Lo staff: «Siamo aquilani e non molliamo»

14 Aprile 2019

Oggi il negozio sarà aperto alla clientela. Confcommercio chiede un incontro con il prefetto

L’AQUILA. I danni sono davvero ingenti e, da ieri mattina, gli addetti della gioielleria hanno lavorato sodo per ripristinare le vetrine fracassate, riporre lì gli articoli e togliere i detriti che si sono depositati a terra dopo l’incursione. Comunque, nonostante i disagi, oggi il negozio riapre.
«Siamo molto provati», si legge in una breve nota a firma dello staff dell’“Isola del tesoro” diffusa ieri, «e colpiti dal furto subìto l’altra notte, il secondo da quando siamo presenti al centro commerciale L'Aquilone. Ma noi siamo aquilani, e come tutti gli aquilani abbiamo imparato che la vita a volte può essere difficile, ma che bisogna sempre trovare la forza di ripartire. Abbiamo lavorato senza sosta tutta la notte e tutto il giorno, e siamo felici di comunicare che non molliamo e domani (oggi per chi legge n.d.r.) riapriamo.
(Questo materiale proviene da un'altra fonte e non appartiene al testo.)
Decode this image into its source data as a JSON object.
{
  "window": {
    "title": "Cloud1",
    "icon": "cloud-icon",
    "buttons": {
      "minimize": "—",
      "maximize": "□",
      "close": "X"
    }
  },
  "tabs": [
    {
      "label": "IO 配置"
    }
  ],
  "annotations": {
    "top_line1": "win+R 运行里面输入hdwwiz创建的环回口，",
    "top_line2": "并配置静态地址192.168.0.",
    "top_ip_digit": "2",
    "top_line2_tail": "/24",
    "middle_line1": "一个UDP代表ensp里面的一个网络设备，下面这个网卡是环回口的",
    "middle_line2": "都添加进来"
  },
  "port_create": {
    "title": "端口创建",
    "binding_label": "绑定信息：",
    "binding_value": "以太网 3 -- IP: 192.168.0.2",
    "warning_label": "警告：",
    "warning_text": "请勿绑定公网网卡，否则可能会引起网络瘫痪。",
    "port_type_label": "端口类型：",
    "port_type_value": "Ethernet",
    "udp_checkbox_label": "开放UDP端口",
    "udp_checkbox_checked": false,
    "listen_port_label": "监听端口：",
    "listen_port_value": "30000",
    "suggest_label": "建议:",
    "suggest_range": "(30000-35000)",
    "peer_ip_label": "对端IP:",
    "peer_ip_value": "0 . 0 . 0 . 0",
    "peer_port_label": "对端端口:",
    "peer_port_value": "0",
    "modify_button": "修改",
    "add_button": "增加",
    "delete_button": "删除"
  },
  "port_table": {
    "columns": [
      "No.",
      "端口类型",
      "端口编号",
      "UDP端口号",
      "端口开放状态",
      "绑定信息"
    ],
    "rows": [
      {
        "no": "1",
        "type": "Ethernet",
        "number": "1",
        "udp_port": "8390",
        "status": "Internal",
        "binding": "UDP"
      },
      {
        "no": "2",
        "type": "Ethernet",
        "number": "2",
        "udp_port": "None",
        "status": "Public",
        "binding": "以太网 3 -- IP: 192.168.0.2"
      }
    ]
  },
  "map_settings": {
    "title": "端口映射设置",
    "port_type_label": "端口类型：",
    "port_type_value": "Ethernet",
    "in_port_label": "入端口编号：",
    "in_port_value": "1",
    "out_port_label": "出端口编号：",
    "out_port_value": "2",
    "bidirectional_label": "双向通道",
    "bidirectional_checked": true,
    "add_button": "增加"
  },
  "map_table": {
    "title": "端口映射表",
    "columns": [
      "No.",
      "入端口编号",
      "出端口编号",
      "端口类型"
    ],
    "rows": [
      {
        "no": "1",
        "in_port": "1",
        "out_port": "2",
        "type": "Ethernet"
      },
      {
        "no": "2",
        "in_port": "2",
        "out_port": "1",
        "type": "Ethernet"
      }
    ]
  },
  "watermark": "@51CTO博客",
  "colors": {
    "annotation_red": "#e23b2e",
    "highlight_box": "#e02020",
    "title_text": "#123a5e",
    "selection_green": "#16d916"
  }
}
Cari aquilani venite a trovarci anche solo per un saluto, abbiamo bisogno del vostro affetto per ripartire».
Si mobilitano anche le associazioni di categoria ma prima di tutto c’è una segnalazione di alcuni commercianti i quali ritengono che gli ingressi con porte vetrate di Globo e L’Aquilone sono troppo fragili e da cambiare.
«Venuti purtroppo a conoscenza», dicono i vertici di Confcommercio, Roberto Donatelli e Celso Cioni, «di due fatti criminosi succedutisi nel giro di meno di ventiquattro ore nella nostra provincia, che hanno visto vittime di efferate rapine due importanti e storiche gioiellerie di Avezzano e dell’Aquila, abbiamo ritenuto necessario prendere contatto con la Prefettura per rappresentare con immediatezza, le nostre fondate preoccupazioni sui predetti fatti criminosi. Abbiamo avuto in tarda mattinata un utile colloquio telefonico intercorso tra il capo di Gabinetto, Franca Ferraro, chiedendo ufficialmente un incontro al Prefetto ricevendo con la consueta disponibilità a tal fine da parte della dirigente rassicurazioni in tal senso. Ringraziamo la Prefettura per la sensibile attenzione che conferma ancora una volta la piena collaborazione e l’impegno di tutte le forze dell’ordine a contrastare tali fatti criminosi ed esprimiamo ai due imprenditori colpiti la vicinanza e la piena solidarietà espressa anche personalmente». (g.g.)